The truth is that every decade is rife with tensions, fears and threats. We are a culture constantly evolving; we are too young a nation to do otherwise. The anxiety of change is the birthright of every American. But we have the sinking suspicion that whenever people start reminiscing about the "good old days," invariably they're referring to some sepia tinted version of the 1950s when white people roamed the earth like packs of repressed, entitled velociraptors. They can't specify the date because to do so would require them to admit that the good old days is a whites only club. So instead they allude vaguely to it, watch Mad Men for the nostalgia and try to figure out how to make "take our country back" not sound obviously racist. What they also don't want to admit is that the 50s were a decade like any other: messy, conflicted and difficult to comprehend. A decade that Emmett Till might have a hard time recognizing as anyone's good old days.

So why the obsession with the bygone? Perhaps because the tensions, issues and challenges of the past are just that: in the past. We can Ken Burns the shit out of it. The Civil Rights movement can be condensed to Martin Luther King's feel-good "We Have a Dream" speech. We know the outcome of the Cuban Missile Crisis. We know that the Red Scare passed. We can choose, if we wish, to overlook the geopolitical reasons that John Foster Dulles and his brother Allen orchestrated coups and assassinations across the globe. We can fly out of the airport named in his honor, and not worry about the morality of upending democracies in the name of democracy (Congo and Guatemala to name but two). Hell, the Soviet Union no longer even exists. Whereas the challenges of 2010: terrorism, environmental issues, the great recession, immigration...well, how do they turn out?
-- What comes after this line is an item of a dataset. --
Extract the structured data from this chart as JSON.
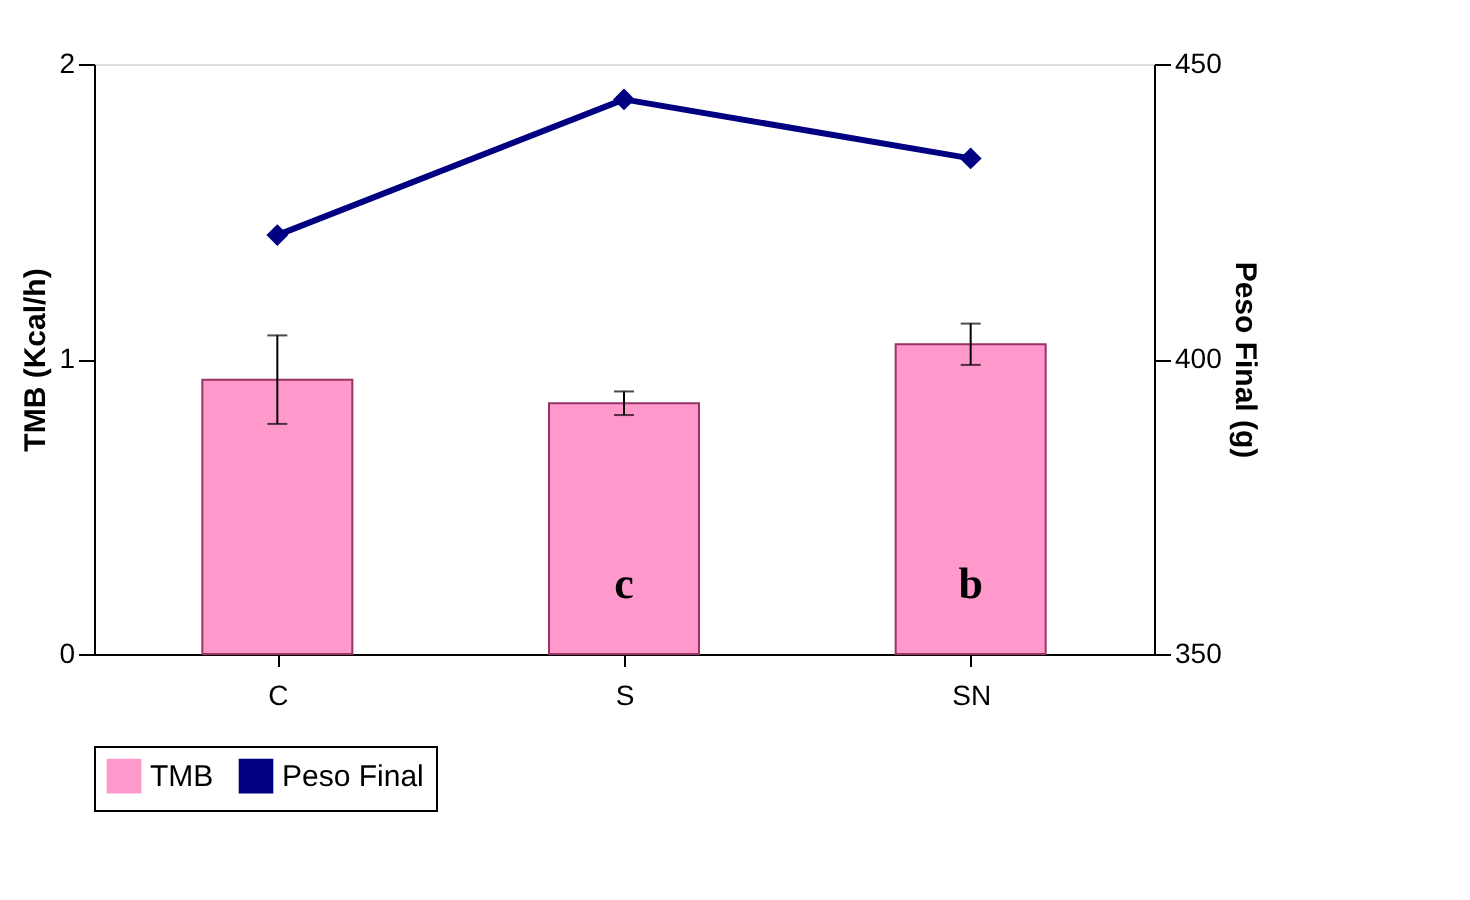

Will we be okay? Do we even make it? Kind of makes you nostalgic for a nice, soothing Cold War doesn't it?

Ironically, or perhaps sadly, this strain of dangerous, false nostalgia is nothing new. It is neither a new phenomenon nor is this the first time it's been noted. As the following makes clear, "I am afraid that most of the white people I have ever known impressed me as being in the grip of a weird nostalgia, dreaming of a vanished state of security and order." Well said. And for the record that was James Baldwin. The year was 1961.